Machine learning analysis of survival outcomes in breast cancer patients treated with chemotherapy, hormone therapy, surgery, and radiotherapy.

Journal: Scientific reports
Published Date:

Abstract

Breast cancer continues to be a leading cause of death among women in the world. The prediction of survival outcomes based on treatment modalities, i.e., chemotherapy, hormone therapy, surgery, and radiation therapy is an essential step towards personalization in treatment planning. However, Machine Learning (ML) models may improve these predictions by investigating intricate relationships between clinical variables and survival.
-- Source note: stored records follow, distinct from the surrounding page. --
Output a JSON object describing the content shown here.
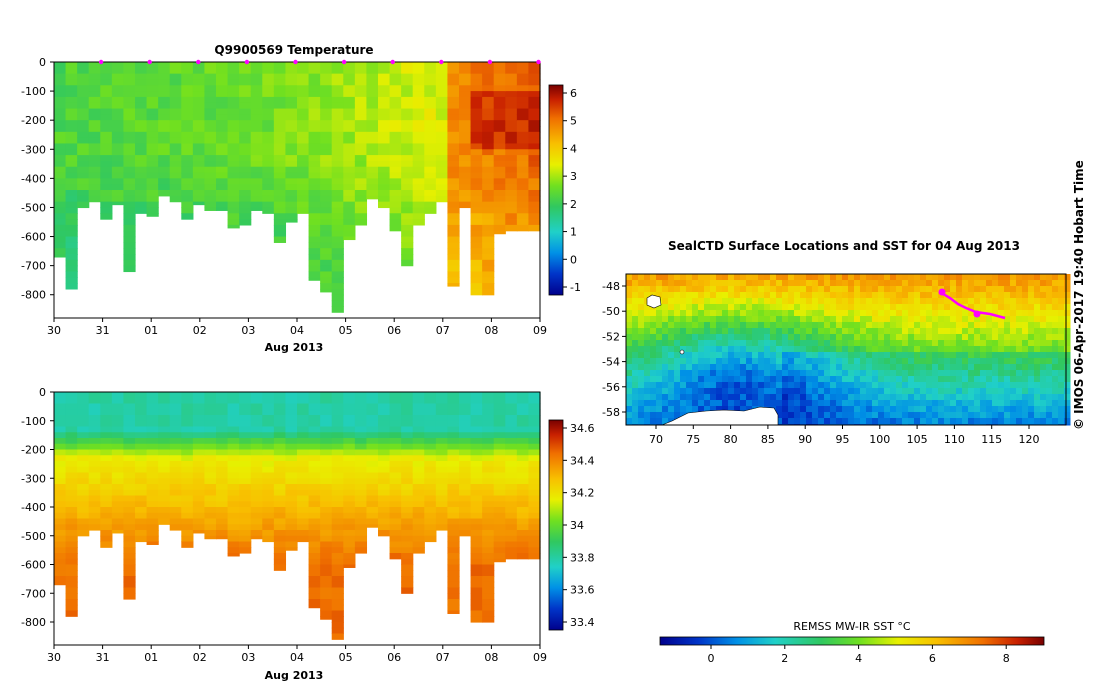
{
  "colors": {
    "scale": [
      "#00008c",
      "#0034c8",
      "#0090e6",
      "#20d0c8",
      "#30c860",
      "#70e020",
      "#e8f000",
      "#f8c000",
      "#f07000",
      "#c82000",
      "#780000"
    ],
    "marker": "#ff00ff",
    "land": "#ffffff"
  },
  "time_axis": {
    "tick_labels": [
      "30",
      "31",
      "01",
      "02",
      "03",
      "04",
      "05",
      "06",
      "07",
      "08",
      "09"
    ],
    "xlabel": "Aug 2013"
  },
  "depth_axis": {
    "tick_labels": [
      "0",
      "-100",
      "-200",
      "-300",
      "-400",
      "-500",
      "-600",
      "-700",
      "-800"
    ]
  },
  "chart_data": [
    {
      "type": "heatmap",
      "title": "Q9900569  Temperature",
      "xlabel": "Aug 2013",
      "ylabel": "",
      "x_range_days": [
        0,
        10
      ],
      "ylim": [
        -880,
        0
      ],
      "colorbar": {
        "labels": [
          "6",
          "5",
          "4",
          "3",
          "2",
          "1",
          "0",
          "-1"
        ],
        "range": [
          -1.3,
          6.9
        ]
      },
      "profile_max_depth_m": [
        670,
        780,
        500,
        480,
        540,
        490,
        720,
        520,
        530,
        460,
        480,
        540,
        490,
        510,
        510,
        570,
        560,
        510,
        520,
        620,
        550,
        520,
        750,
        790,
        860,
        610,
        560,
        470,
        500,
        580,
        700,
        560,
        520,
        480,
        770,
        500,
        800,
        800,
        590,
        580,
        580,
        580
      ]
    },
    {
      "type": "heatmap",
      "title": "",
      "xlabel": "Aug 2013",
      "ylabel": "",
      "x_range_days": [
        0,
        10
      ],
      "ylim": [
        -880,
        0
      ],
      "colorbar": {
        "labels": [
          "34.6",
          "34.4",
          "34.2",
          "34",
          "33.8",
          "33.6",
          "33.4"
        ],
        "range": [
          33.3,
          34.7
        ]
      },
      "profile_max_depth_m": [
        670,
        780,
        500,
        480,
        540,
        490,
        720,
        520,
        530,
        460,
        480,
        540,
        490,
        510,
        510,
        570,
        560,
        510,
        520,
        620,
        550,
        520,
        750,
        790,
        860,
        610,
        560,
        470,
        500,
        580,
        700,
        560,
        520,
        480,
        770,
        500,
        800,
        800,
        590,
        580,
        580,
        580
      ]
    },
    {
      "type": "heatmap",
      "title": "SealCTD Surface Locations and SST for 04 Aug 2013",
      "xlabel": "",
      "ylabel": "",
      "xlim": [
        66,
        124
      ],
      "ylim": [
        -59,
        -47
      ],
      "x_tick_labels": [
        "70",
        "75",
        "80",
        "85",
        "90",
        "95",
        "100",
        "105",
        "110",
        "115",
        "120"
      ],
      "y_tick_labels": [
        "-48",
        "-50",
        "-52",
        "-54",
        "-56",
        "-58"
      ],
      "colorbar": {
        "title": "REMSS MW-IR SST °C",
        "labels": [
          "0",
          "2",
          "4",
          "6",
          "8"
        ],
        "range": [
          -1.4,
          9.0
        ]
      }
    }
  ],
  "footer": {
    "credit": "© IMOS 06-Apr-2017 19:40 Hobart Time"
  }
}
This study investigates the performance of several ML models to predict survival rate in patients undergoing diverse breast cancer treatments i.e., chemotherapy, hormone therapy, surgery and radiation using multiple clinical parameters. The dataset consisted of 5000 samples and turned into downloaded from Kaggle. The models assessed blanketed Support Vector Machines (SVM), K-Nearest Neighbor (KNN), AdaBoost, Gradient Boosting, Random Forest, Gaussian Naive Bayes, Logistic Regression, Extreme Gradient Boosting (XG boost), and Decision tree. Performance of the models was assessed using parameters such as Accuracy, Precision, Recall, F1-Score and Area under the Receiver Operating Characteristic Curve (AUC-ROC). SHAP (SHapley Additive exPlanations) values analysis was done to provide an explanation for the impact of a feature on model predictions using Waterfall and Beeswarm plots. Anticipated baseline (E(f(x))) were in comparison to the predictions (f(x)) for each therapy group. Performance of Gradient Boosting was shown to be the best with an Accuracy: 0.972, Precision: 0.973, Recall: 0.972, F1-Score: 0.973, and AUC-ROC Score: 0.997. Chemotherapy had a notably bad impact on survival, with an f(x) of -0.274 and an E(f(x)) of -0.025. Hormone therapy showed the maximum detrimental effect on survival, with an f(x) of -0.408. Surgical operation had an extraordinarily impartial impact (f(x) = -0.041), even as radiation therapy positively impacted survival results with an f(x) of 0.22. Gradient Boosting was the most predictive algorithm for breast cancer survival outcomes. This SHAP-primarily based analysis provides a complete knowledge of ways one-of-a-kind treatments have an effect on survival predictions in breast cancer patients. Radiation therapy indicates the most tremendous effect on survival, whilst hormone therapy reveals the maximum poor effect. Future studies need to explore personalized treatment strategies that comprise these insights to enhance patient effects.

Authors

  • Eyachew Misganew Tegaw
    Department of Physics, College of Natural and Computational Sciences, Debre Tabor University, Debre Tabor, Ethiopia. eyachew2003@gmail.com.
  • Betelhem Bizuneh Asfaw
    Department of Health System Management and Health Economics, School of Public Health, College of Medicine and Health Sciences, Bahir Dar University, Bahir Dar, Ethiopia.